В эту обитель, на тысячеметровую высоту в Альпах, участники семинара подкатывали ближе к ночи и отпускали машины, не давая засечь номера в тусклом свете фар, высвечивавшем на краткий миг девять футов опутанной ломоносами и жимолостью изгороди. Отпускали охрану. Крупные политики, промышленники, финансисты. Туда же подтягивались десяток-полтора университетских профессоров, двое-трое телеведущих, завотделами крупных газет. Для сосредоточения и медитации. И для публичных лекций. Но и попарно уединялись, беседовали. Так проводили вечер и утро в тет-а-тетах люди, которым, по обычной логике, нечего было делать друг с другом. Бог им судья. А Вику с Бэром только по необходимости занесло на это тайное совещание власть имущих. Требовалось выцыганить у бывшего президента Италии врезку к острой публикации из архива итальянской спецслужбы СИСМИ, из Форте Браски. В свое время этот бывший президент, крикун и бузотер, открыто признавший свое участие в одиозной тайной организации «Гладио», соглашался с Андреотти, что-де «после падения Берлинской стены замалчивать эти факты бессмысленно». Вот пусть бы и дал Бэру в книжечку несколько хлестких строк.
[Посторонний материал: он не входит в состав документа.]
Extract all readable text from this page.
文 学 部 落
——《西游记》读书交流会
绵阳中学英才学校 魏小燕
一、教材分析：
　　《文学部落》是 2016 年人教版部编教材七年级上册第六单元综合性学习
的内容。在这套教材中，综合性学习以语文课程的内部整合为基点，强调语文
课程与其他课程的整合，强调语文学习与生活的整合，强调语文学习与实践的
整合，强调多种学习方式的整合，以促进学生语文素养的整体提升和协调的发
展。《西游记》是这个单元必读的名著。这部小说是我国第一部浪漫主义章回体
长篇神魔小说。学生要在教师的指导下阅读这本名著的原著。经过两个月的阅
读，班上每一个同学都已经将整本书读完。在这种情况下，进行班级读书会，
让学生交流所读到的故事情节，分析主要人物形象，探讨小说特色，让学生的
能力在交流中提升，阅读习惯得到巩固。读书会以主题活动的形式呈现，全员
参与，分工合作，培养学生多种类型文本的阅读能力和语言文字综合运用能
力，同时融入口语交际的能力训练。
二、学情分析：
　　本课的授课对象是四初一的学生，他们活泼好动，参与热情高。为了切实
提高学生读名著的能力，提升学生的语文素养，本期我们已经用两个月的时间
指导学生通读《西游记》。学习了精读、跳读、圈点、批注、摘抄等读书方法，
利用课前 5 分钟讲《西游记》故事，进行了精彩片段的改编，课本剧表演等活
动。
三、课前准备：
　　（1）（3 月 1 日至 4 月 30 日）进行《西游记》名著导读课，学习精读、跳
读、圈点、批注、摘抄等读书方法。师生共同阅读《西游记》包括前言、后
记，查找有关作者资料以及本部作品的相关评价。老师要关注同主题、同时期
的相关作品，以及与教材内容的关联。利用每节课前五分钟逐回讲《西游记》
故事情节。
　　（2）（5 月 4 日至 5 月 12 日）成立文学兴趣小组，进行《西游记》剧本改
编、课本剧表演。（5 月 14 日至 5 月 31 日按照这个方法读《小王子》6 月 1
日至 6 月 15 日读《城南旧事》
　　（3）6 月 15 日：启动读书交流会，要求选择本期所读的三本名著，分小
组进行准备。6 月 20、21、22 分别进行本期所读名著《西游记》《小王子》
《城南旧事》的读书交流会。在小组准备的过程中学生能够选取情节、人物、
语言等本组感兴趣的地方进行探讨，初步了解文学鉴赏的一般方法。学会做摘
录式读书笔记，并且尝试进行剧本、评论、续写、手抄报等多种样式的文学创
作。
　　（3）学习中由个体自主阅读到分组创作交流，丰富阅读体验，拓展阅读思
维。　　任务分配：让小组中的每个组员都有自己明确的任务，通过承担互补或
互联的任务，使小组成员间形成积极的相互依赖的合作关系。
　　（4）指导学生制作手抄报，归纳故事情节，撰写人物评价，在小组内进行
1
Но требовалось подобраться к дичи. Государственный муж, даром что пенсионер, был напыщен и неприступен. Бэр, в охотничьей стойке, ждал и не мог дождаться повода подойти к нему. Лекторы все бубнили. Особенно один «хотел на экземплярных примерах показать, какие там курсируют сигнификанты…».
Не было моготы томиться в провонялом аквариуме. Публики навалила туча, вентиляции был ноль.
Основано аббатство вообще-то было в двенадцатом веке. Но недавно отгрохали стеклянную аудиторию, она же молитвенная капелла. Председательский стол, как амвон, возвышался над клиросом. Особенно скучно было Бэру с его крайне приблизительным итальянским. Он до того лихорадочно вращал карандаш, что едва сам себя не усыпил. Тогда он алчно впился в туловище карандаша зубами. Глаза его то открывались, то снова прикрывались коричневыми веками. А шепнуть хоть слово друг другу – соседи заклюют.
Бэр и Вика доерзались чуть не до дырок в штанах. Избуравили глазами две современные иконы, украшавшие задник. В середине абсиды – тоже обновление католического канона – был не крест, а прорубленный просвет, а в просвете гора и небеса. Как на «Вечери» Леонардо. У Леонардо, витал в привычных эмпиреях Виктор, как раз на этом вся мысль основана. Как далеко Леонардо ушел от «Вечери» Андреа дель Кастаньо, где фон – пудовые граниты и громады прожилковатых мраморов…
Свет светом, и все же абсида Незы не чаровала зрителя. По сторонам сияющего окна-алтаря Иоанн Предтеча – в руках длинный крест – и Лонгин с копьем накренились почему-то не навстречу друг другу, а вразброд. Рокировали эти алтарные образа по ошибке, что ли, монахи Незы?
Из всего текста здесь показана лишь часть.